Politicians of all stripes expressed shock and sadness Thursday at the death of former provincial health minister David Caplan, a recent colleague they described as a dedicated and hard-working public servant.
Premier Doug Ford offered his condolences via Twitter to the Liberal politician’s family and friends, thanking Caplan for his service to the province. Several others in Ford’s cabinet also paid tribute.
Health Minister Christine Elliott called the news “tremendously sad,” while Lisa MacLeod, the minister of tourism, reminisced about their many years serving together.
“When he left politics, we on occasion would grab a coffee,” MacLeod said in a tweet. “He was a good public servant, a kind soul and he is gone much too soon.”
Caplan’s Liberal colleagues praised the politician they called a member of their family.
‘A strong voice’
“David cared deeply about his community and was a strong voice for his constituents. His passion was public service,” interim Liberal leader John Fraser said in a statement. “David will be greatly missed by his Ontario Liberal family. Our heart goes out to his wife, Leigh and two sons, Benjamin and Jacob, during this difficult time.”
Liberal politician Michael Coteau said he knew Caplan as a “hard-working, caring man” with deep ties to the community in Don Valley East, the riding Caplan represented and Coteau currently holds.
“He knew people by name, spent a long time at the door trying to solve people’s problems, and was always a hard worker for the community we served,” Coteau said in a statement.
Caplan was first elected in 1997 and served in Dalton McGuinty’s cabinet when the Liberals rose to power in 2003.
He was forced out as health minister in 2009 over the eHealth scandal in which millions of dollars went to consultants with government ties, and over expense account abuses.
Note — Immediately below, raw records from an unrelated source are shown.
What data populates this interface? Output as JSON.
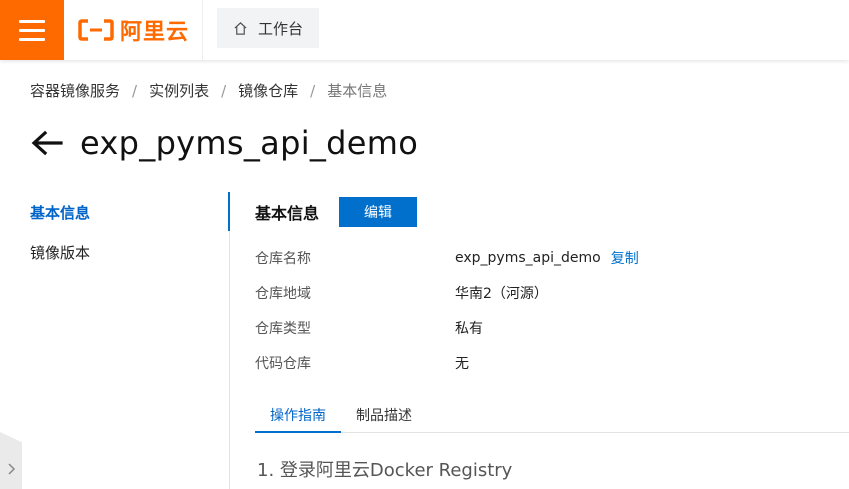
{
  "header": {
    "logo_text": "阿里云",
    "workbench_label": "工作台"
  },
  "breadcrumb": [
    "容器镜像服务",
    "实例列表",
    "镜像仓库",
    "基本信息"
  ],
  "page": {
    "title": "exp_pyms_api_demo"
  },
  "side_nav": {
    "items": [
      {
        "label": "基本信息",
        "active": true
      },
      {
        "label": "镜像版本",
        "active": false
      }
    ]
  },
  "basic_info": {
    "section_title": "基本信息",
    "edit_label": "编辑",
    "rows": [
      {
        "label": "仓库名称",
        "value": "exp_pyms_api_demo",
        "action": "复制"
      },
      {
        "label": "仓库地域",
        "value": "华南2（河源）"
      },
      {
        "label": "仓库类型",
        "value": "私有"
      },
      {
        "label": "代码仓库",
        "value": "无"
      }
    ]
  },
  "tabs": [
    {
      "label": "操作指南",
      "active": true
    },
    {
      "label": "制品描述",
      "active": false
    }
  ],
  "guide": {
    "step1_heading": "1. 登录阿里云Docker Registry"
  },
  "colors": {
    "brand_orange": "#ff6a00",
    "primary_blue": "#0070cc"
  }
}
Many felt Caplan had been treated unfairly, particularly since most of the abuses at the agency took place under his predecessor.
Caplan, who also served as infrastructure minister, remained in office until 2011, when he and several other prominent Liberals chose not to run for re-election.
His mother, Elinor Caplan, was also a veteran politician, both federally and at the provincial level — where she, too, served as health minister.